Sunday, July 17, 2016

Why?

6 years ago I lost my grandma to what we thought was Rheumatoid Arthritis.  My dad and my aunts also have RA, so when we lost my grandma, I decided that I wanted to do something to honor her life, and also somehow help my family who suffers from RA.  I ended up finding the "Jingle Bell Run" which raises money and awareness for the Arthritis foundation.  During this run I found a love for running, which I never thought I would have.  It ended up being the healthiest year of my adult life, and I lost 50 pounds and loved running!
I thought that love for running would stick around, and the weight would stay off.  But, as life happens, we know we don't always get what we want.  I ended up gaining my weight back, and although I still thought I was a runner, I had quit and not even noticed.

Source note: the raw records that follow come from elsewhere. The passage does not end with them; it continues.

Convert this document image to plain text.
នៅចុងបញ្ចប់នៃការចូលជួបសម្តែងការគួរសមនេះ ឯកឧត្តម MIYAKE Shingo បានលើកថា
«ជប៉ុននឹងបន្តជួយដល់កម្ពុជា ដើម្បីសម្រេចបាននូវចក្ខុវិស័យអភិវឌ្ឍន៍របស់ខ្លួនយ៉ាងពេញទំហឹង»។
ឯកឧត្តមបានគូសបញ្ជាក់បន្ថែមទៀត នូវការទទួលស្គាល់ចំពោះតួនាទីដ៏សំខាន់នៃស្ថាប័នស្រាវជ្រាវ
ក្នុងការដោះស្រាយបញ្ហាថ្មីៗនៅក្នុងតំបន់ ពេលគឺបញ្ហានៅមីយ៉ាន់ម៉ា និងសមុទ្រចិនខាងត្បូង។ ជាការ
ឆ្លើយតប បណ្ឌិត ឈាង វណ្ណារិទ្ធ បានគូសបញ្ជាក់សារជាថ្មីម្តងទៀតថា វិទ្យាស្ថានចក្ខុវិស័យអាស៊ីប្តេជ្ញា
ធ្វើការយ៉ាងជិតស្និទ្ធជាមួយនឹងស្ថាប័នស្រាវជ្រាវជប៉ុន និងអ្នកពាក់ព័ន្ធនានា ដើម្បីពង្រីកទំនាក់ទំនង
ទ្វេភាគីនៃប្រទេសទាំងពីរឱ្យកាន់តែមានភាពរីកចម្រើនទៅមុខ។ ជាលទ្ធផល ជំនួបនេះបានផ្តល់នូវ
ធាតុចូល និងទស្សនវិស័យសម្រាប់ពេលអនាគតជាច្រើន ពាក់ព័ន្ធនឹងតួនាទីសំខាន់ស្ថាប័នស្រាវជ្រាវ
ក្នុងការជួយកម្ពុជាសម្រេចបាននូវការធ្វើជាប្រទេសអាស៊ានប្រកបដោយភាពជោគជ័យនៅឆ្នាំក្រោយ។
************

Last year I was challenged to join Team World Vision and participate in the Rock'n Roll marathon and half marathon.  My pride got the best of me, and because I had done a marathon before, I knew I could do it again.  So I trained.  I went running every day like I was supposed to, did most of the group runs (or at least the distances), but when it really came down to it, I wasn't really trying like I had hoped.  I had trained to walk uphill, and run downhill, which isn't always helpful.  I ended up with plantar fasciitis for the first time, but figured that was from the weight I had gained back.  Anyways, even though I thought what I was doing was enough, it turns out on race day that it wasn't.
Race day came, and I thought I was ready.  I was excited and nervous, but knew that I could finish the 26.2 miles, even if I walked more than I wanted to.  I had spent the night before looking up old times and comparing them to my current times, and all was good.  Or so I thought.

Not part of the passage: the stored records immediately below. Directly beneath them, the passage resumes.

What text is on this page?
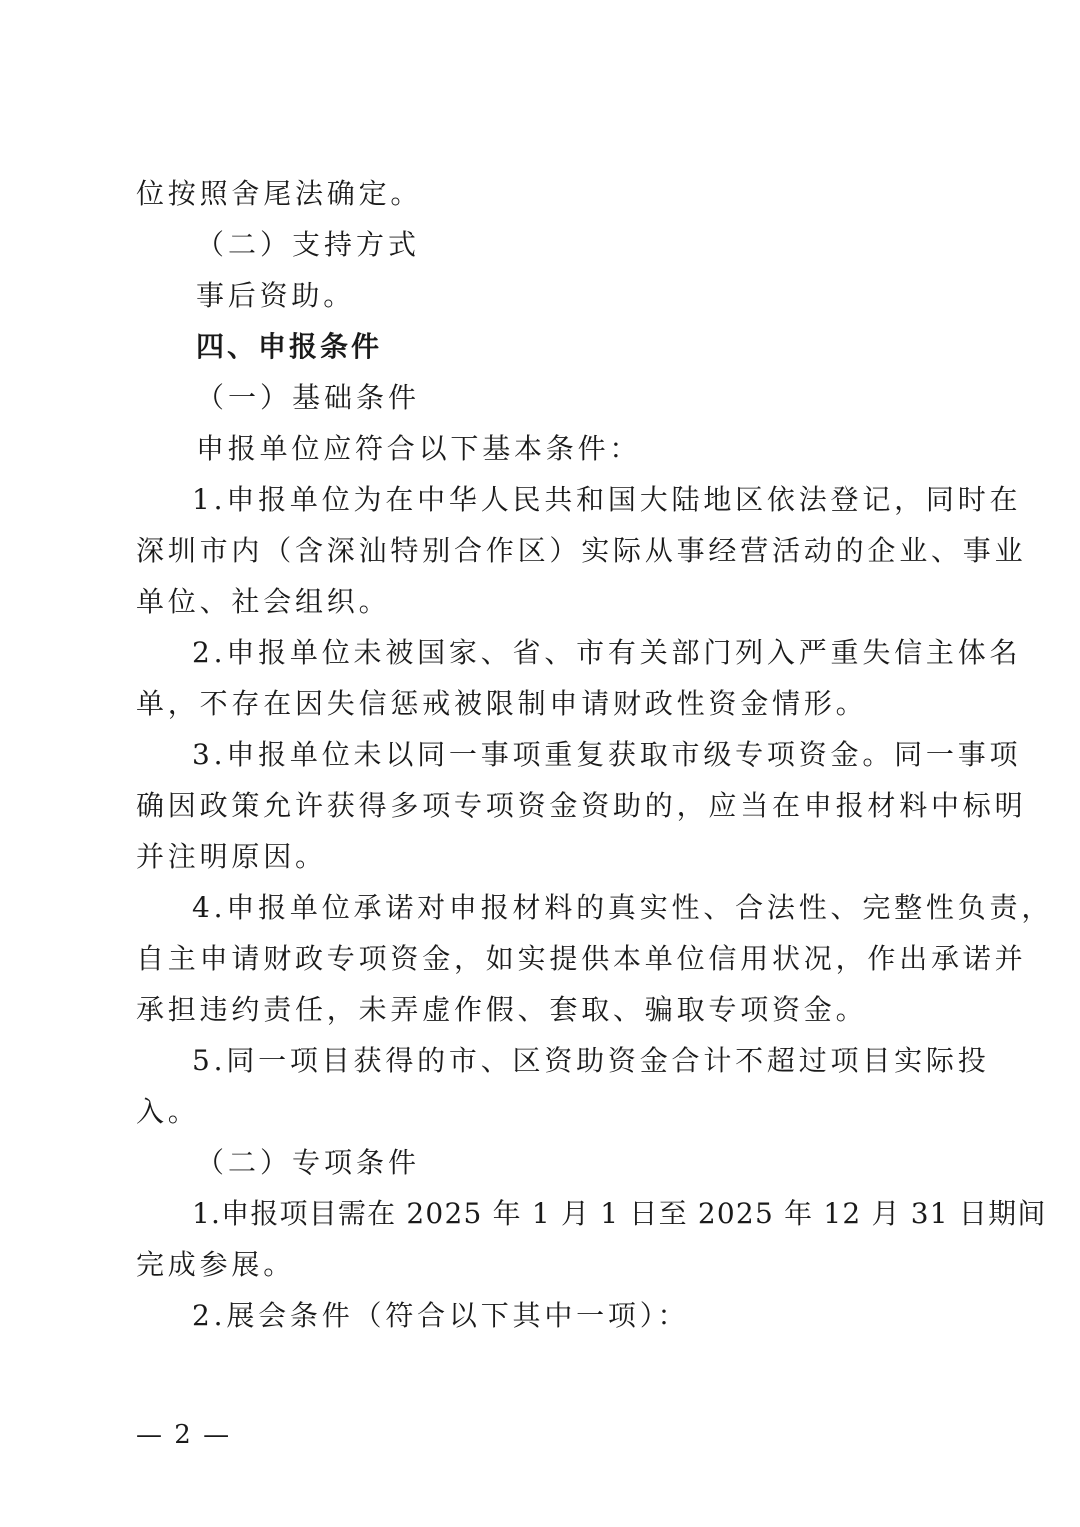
位按照舍尾法确定。
（二）支持方式
事后资助。
四、申报条件
（一）基础条件
申报单位应符合以下基本条件：
1.申报单位为在中华人民共和国大陆地区依法登记，同时在
深圳市内（含深汕特别合作区）实际从事经营活动的企业、事业
单位、社会组织。
2.申报单位未被国家、省、市有关部门列入严重失信主体名
单，不存在因失信惩戒被限制申请财政性资金情形。
3.申报单位未以同一事项重复获取市级专项资金。同一事项
确因政策允许获得多项专项资金资助的，应当在申报材料中标明
并注明原因。
4.申报单位承诺对申报材料的真实性、合法性、完整性负责，
自主申请财政专项资金，如实提供本单位信用状况，作出承诺并
承担违约责任，未弄虚作假、套取、骗取专项资金。
5.同一项目获得的市、区资助资金合计不超过项目实际投
入。
（二）专项条件
1.申报项目需在 2025 年 1 月 1 日至 2025 年 12 月 31 日期间
完成参展。
2.展会条件（符合以下其中一项）：
— 2 —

The morning of the race, everything went wrong.  I cramped.  I had to stop at the bathrooms every mile (even though I wasn't sick, I just couldn't hold my water!) and thing after thing set me back.  But I wasn't about to give up.  The moment of truth came when I hit the split mark, where marathon runners go straight, but half marathoners turn left.  Something didn't seem right, but I had been watching the clock, and although behind, I had just hit my stride and should have still been okay time wise.  But I wasn't.
The officials had closed the course just minutes before I got there, and I was rerouted to finish the half.  I was devastated (which is kind of frustrating because a half is still incredible and something to be VERY proud of!)  But I had set out to finish a marathon, and had donors who had supported that last mile.

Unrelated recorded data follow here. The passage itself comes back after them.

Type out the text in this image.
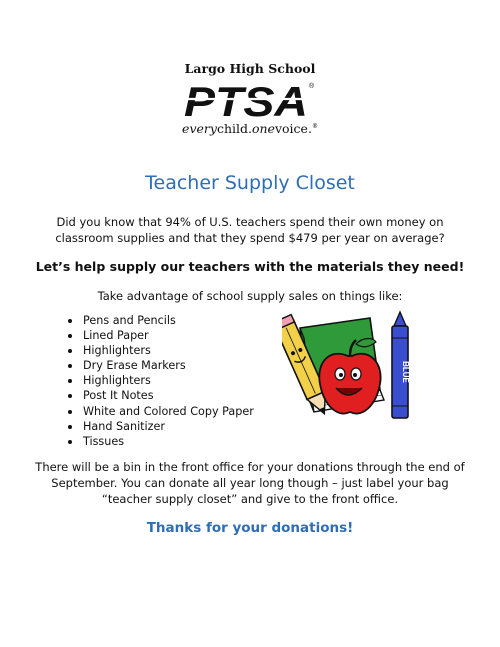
Largo High School
PTSA ®
everychild.onevoice.®
Teacher Supply Closet
Did you know that 94% of U.S. teachers spend their own money on classroom supplies and that they spend $479 per year on average?
Let’s help supply our teachers with the materials they need!
Take advantage of school supply sales on things like:
Pens and Pencils
Lined Paper
Highlighters
Dry Erase Markers
Highlighters
Post It Notes
White and Colored Copy Paper
Hand Sanitizer
Tissues
BLUE
There will be a bin in the front office for your donations through the end of September. You can donate all year long though – just label your bag “teacher supply closet” and give to the front office.
Thanks for your donations!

I finished the race (in tears) and thought about what I was to do.  People had paid to see me finish, or so I thought.  So, I called home and got the greatest advice.  Go finish.  So I did.
I went to McAlister park and walked (at a nice, slow pace) 11.1 miles, until the sun went down.  Then I went to the gym to finish my final 2.  All in all, I went to bed having finished that 26.2 miles!
But what I learned is even greater.  The race isn't about me!  It's not about me crossing the finish line.  That's just pride!  The reason why I did this was to bring children in Africa clean water...and I did that!
So, I'm doing it again!  This is my redemption year!  But that part is just for me.
The real reason why I am running is because I believe that every person deserves clean water.  I'm running for water for children in Africa, and running for their life and my life (because I need to make some changes to my health.)  I'm very excited to begin this journey, but I am stepping out on faith.  There is a fear in me that I will not finish, but this time, that's okay, because it's not about me.  It's about the children, and I run for them.
Speaking of that...I'm running late, so I'll finish up later, but continue to follow me on this blog as I take you along my journey.

 Our Northern Hills Team on race day



At the "finish" after many tears.  I wasn't done yet!